Licensing of satellite signals serves only selfish interests
The pay-TV industry has called for all illicit broadcasting to be made a criminal offence, following a legal settlement last month with local bars over unauthorised feeds of last year's World Cup soccer tournament.
SCMP, Sept 2
Let's assume something truly ridiculous. Let's suppose that one day our government passed a law saying it is illegal for you and me to collect rainwater.
We are not talking here of slipping a pipe into a reservoir where no one can see it and then tapping fresh water without paying water duties. We are talking of holding a bucket to the sky and collecting the rainwater as it falls.
In this ridiculous world, our government has decided to privatise the water business and sell licences for rainwater collection. If you then turn your face to the sky while it is raining and open your mouth, you are depriving the licensees of water sales, which is an offence.
Worse yet, if you collect the rainwater with the bucket and let anyone else have a drink you are guilty of an abhorrent, heinous, dreadful breach of the law. You'll find yourself stung for millions in lawsuits and having to grovel in apology: 'Sorry, sorry, sorry, I didn't know the rain wasn't free.'
Ridiculous, isn't it?
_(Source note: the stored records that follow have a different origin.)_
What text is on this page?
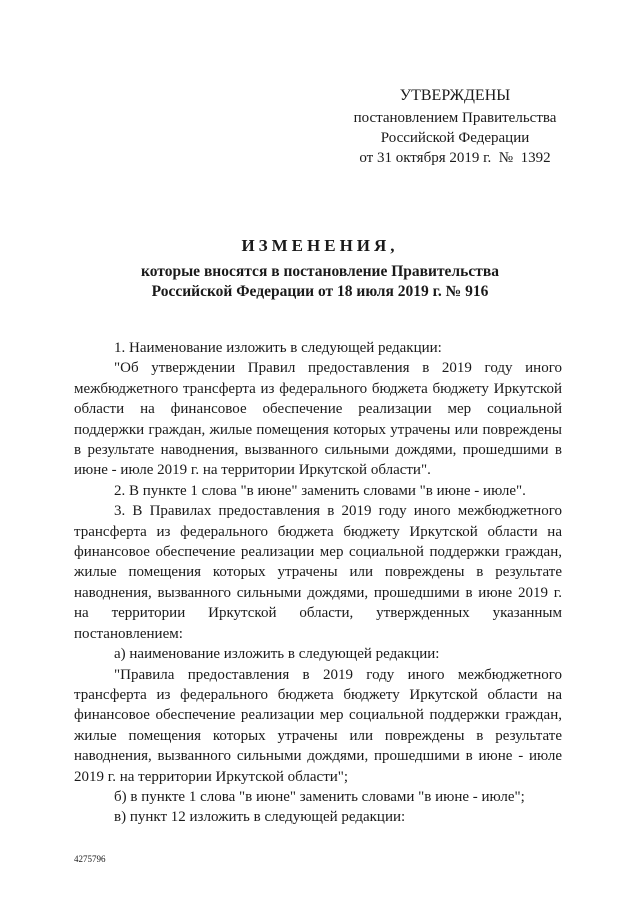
УТВЕРЖДЕНЫ
постановлением Правительства
Российской Федерации
от 31 октября 2019 г.  №  1392
ИЗМЕНЕНИЯ,
которые вносятся в постановление Правительства
Российской Федерации от 18 июля 2019 г. № 916

1. Наименование изложить в следующей редакции:

"Об утверждении Правил предоставления в 2019 году иного межбюджетного трансферта из федерального бюджета бюджету Иркутской области на финансовое обеспечение реализации мер социальной поддержки граждан, жилые помещения которых утрачены или повреждены в результате наводнения, вызванного сильными дождями, прошедшими в июне - июле 2019 г. на территории Иркутской области".

2. В пункте 1 слова "в июне" заменить словами "в июне - июле".

3. В Правилах предоставления в 2019 году иного межбюджетного трансферта из федерального бюджета бюджету Иркутской области на финансовое обеспечение реализации мер социальной поддержки граждан, жилые помещения которых утрачены или повреждены в результате наводнения, вызванного сильными дождями, прошедшими в июне 2019 г. на территории Иркутской области, утвержденных указанным постановлением:

а) наименование изложить в следующей редакции:

"Правила предоставления в 2019 году иного межбюджетного трансферта из федерального бюджета бюджету Иркутской области на финансовое обеспечение реализации мер социальной поддержки граждан, жилые помещения которых утрачены или повреждены в результате наводнения, вызванного сильными дождями, прошедшими в июне - июле 2019 г. на территории Иркутской области";

б) в пункте 1 слова "в июне" заменить словами "в июне - июле";

в) пункт 12 изложить в следующей редакции:

4275796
Utterly silly notion, yes?
Don't laugh too loud. That bucket is your television set and those laws are real ones in Hong Kong.
In the broadcasting business, it pleases the owners of Thai and South African satellite broadcasting channels to boast as big a 'footprint' for their signals as they possibly can. We can safely assume they do it because it helps their sales pitch to advertisers.
And, obviously, it wouldn't help the sales pitch much if they then limited useful access to their channels by putting software coding into their signals to turn their broadcasts into static buzz.
They might want to do it if their game plan was to make money by leasing you a fancy piece of equipment to unlock the coding but that is not their game plan.
They make their money by selling advertising and they are only too pleased if they can boost their advertising receipts by including Hong Kong in their footprint.
Thus raining down on us from the sky, free and easy for you to pick up if you have a satellite dish, are what television viewers across the world, male ones at least, value even more than pornography - European football broadcasts. Bar owners know it and take obvious advantage of it to boost their turnover.
But somehow, and I can't quite fathom how because my mind just isn't wired for utterly illogical thinking, our government has come to the view that it has the right to prohibit the rain or at least the gathering of it by the public.
It has licensed pay-television operators to have a monopoly on football broadcasts in Hong Kong. The rule is that you may not take advantage of free broadcasts. You must pay the licensees. The Cable and Satellite Broadcasting Association of Asia (Casbaa) now wants to make it a criminal offence if you don't pay.
I am glad to see that I am not the only person to recognise the exceptional gall of this demand. Our report of it in Sunday's paper quoted a spokeswoman for the Commerce and Economic Development Bureau as saying that 'the government needs to balance enforceability, use of public resources and intrusiveness into private activities'.
Exactly. Exclusive licences should never have been issued in the first place. They presume that the licence issuer, the Hong Kong government, owns the electromagnetic spectrum of outer space and has the right and the ability to turn it off at will.
But, having made this mistake, our government will only compound it with a greater mistake if it invades civil liberties by trying to enforce licence restrictions through intrusions on private property and private activities.
Equally offensive is Casbaa's presumption that the public purse should bear the cost of enforcing an unworkable licence arrangement that serves only to enrich Casbaa members.
Not only does Casbaa demand that television audiences contribute more to the profits of its members for watching football but also that, through their taxes, these audiences pay for the additional criminal enforcement costs of making themselves pay more to watch football.
It's a double insult, to my mind up there with charging the family of an executed criminal for the cost of the bullet that killed him.
So let's just get one thing straight. These Casbaa people love to phrase their demands in terms of justice and fair play, but what it comes down to is their own self-interest and nothing else. Their righteous wrath is no more than that of a puppy pulled away from its feeding bowl.
Fair play might lead government to compensate them a little for exclusivity it should never have granted them, but it should certainly not lead government to rule that you cannot turn your face up to the rain.